Eddard Stark.  What a fool.  How could he be so blind to Lannister treachery?  I wanted Eddard to kick butt, but he was thwarted at every turn.  By being outwitted, his daughter Sansa was held hostage by the Lannisters.  His other daughter Arya was left in constant danger as she tried to escape North.  His son Robb, only fourteen, had to leave Winterfell to lead the armies of the North.  And that left Winterfell vulnerable so that the remaining sons Brandon and Rickon were at risk.  And his wife Catelyn was separated from all her children.  Thus, Eddard’s beheading was a must so that all hell could break loose in the Seven Kingdoms as well as in the Stark family.  I would argue that if the Lannisters had not committed this final act of injustice then A Game of Thrones would not be set in motion.  The sequel A Clash of Kings needed this driving impetus to fuel all the subplots.  Everyone who wished to be a king now played the game.  The Boromir Curse was inevitable to make this series compelling.  

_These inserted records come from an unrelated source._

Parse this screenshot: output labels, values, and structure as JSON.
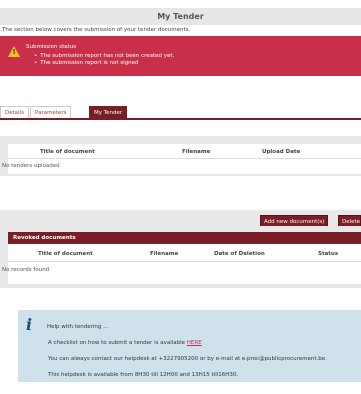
{
  "header": {
    "title": "My Tender",
    "intro": "The section below covers the submission of your tender documents."
  },
  "alert": {
    "icon": "warning-icon",
    "title": "Submission status",
    "items": [
      "The submission report has not been created yet.",
      "The submission report is not signed"
    ]
  },
  "tabs": [
    {
      "label": "Details"
    },
    {
      "label": "Parameters"
    },
    {
      "label": "My Tender"
    }
  ],
  "documents": {
    "columns": [
      "Title of document",
      "Filename",
      "Upload Date"
    ],
    "empty": "No tenders uploaded"
  },
  "actions": {
    "add": "Add new document(s)",
    "delete": "Delete"
  },
  "revoked": {
    "header": "Revoked documents",
    "columns": [
      "Title of document",
      "Filename",
      "Date of Deletion",
      "Status"
    ],
    "empty": "No records found"
  },
  "help": {
    "icon": "info-icon",
    "title": "Help with tendering ...",
    "line1_prefix": "A checklist on how to submit a tender is available ",
    "line1_link": "HERE",
    "line2": "You can always contact our helpdesk at +3227905200 or by e-mail at e.proc@publicprocurement.be.",
    "line3": "This helpdesk is available from 8H30 till 12H00 and 13H15 till16H30."
  },
  "colors": {
    "alert_bg": "#c8304a",
    "accent": "#7a1e26",
    "help_bg": "#cfe2ec"
  }
}
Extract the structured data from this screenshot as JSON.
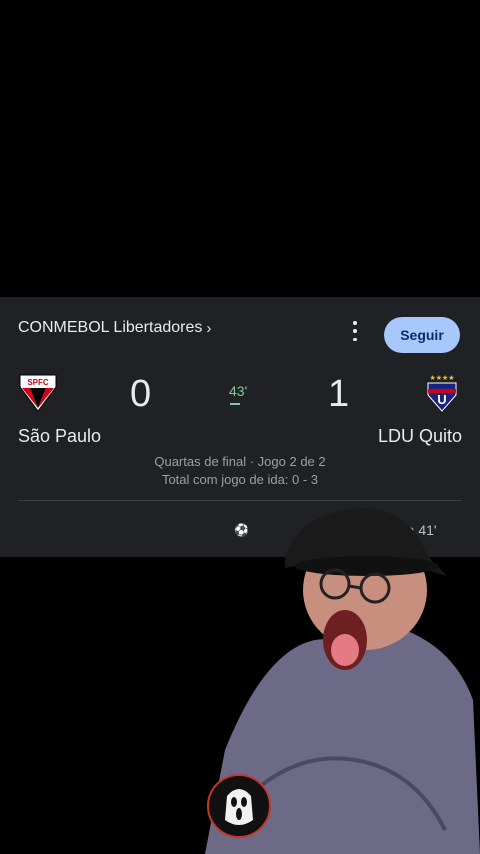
{
  "competition": {
    "name": "CONMEBOL Libertadores",
    "chevron": "›"
  },
  "follow_button": {
    "label": "Seguir"
  },
  "menu": {
    "icon": "more-vert-icon"
  },
  "match": {
    "home": {
      "name": "São Paulo",
      "score": "0",
      "crest_text": "SPFC"
    },
    "away": {
      "name": "LDU Quito",
      "score": "1",
      "crest_text": "U"
    },
    "minute": "43'",
    "stage": "Quartas de final · Jogo 2 de 2",
    "aggregate": "Total com jogo de ida: 0 - 3"
  },
  "event": {
    "icon": "soccer-ball-icon",
    "text": "dina 41'"
  },
  "colors": {
    "card": "#202124",
    "follow": "#a8c7fa",
    "live_minute": "#81c995"
  }
}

And it goes without saying why Dumbledore had to die:  there had to be a showdown between Voldemort and Harry Potter.  Dumbledore and Voldemort had already fought to a draw in the Ministry of Magic.  Moreover, the Hogwarts headmaster was the only one whom Voldemort feared.  With Dumbledore out of the way, the climactic conclusion of the series could go forward.  I did not care for the manner in which the headmaster died, forcing Snape to kill him, but that also shaped the finale, when Severus came off as a bleeding heart for Lily, Harry’s mother.  It turns out that Snape had more sympathy for Harry than the Machiavellian coldness of Dumbledore.  I should have known that the pattern would repeat where Snape is, in the end, misunderstood.  He acted heroically, protecting Harry’s life by sending him the patronus to find Godric Gryffindor’s sword.  Dumbledore was dying anyway, so why not fool the Dark Lord by having Snape commit the horrid killing?  How could we have known that the whole series rested on Snape’s love for Harry’s mother, Lily?  The drama of Snape’s conflicting actions gave every Harry Potter fan a roller coaster ride.  Would any of us find the ending as powerful if Snape had not killed Dumbledore?  The headmaster, without question, had to be sacrificed.  For he played the ultimate game of wizard’s chess.  And like Ron Weasley riding the knight in The Sorcerer’s Stone, Dumbledore sacrificed himself on the back of the Half-Blood Prince in order to checkmate Voldemort. 

Chewbacca, Paul Atriedes, Eddard Stark, and Albus Dumbledore had to die.  I still regret their deaths, but like the lyric in that Def Leppard song "Rock Of Ages," “It’s better to burn out, than to fade away.”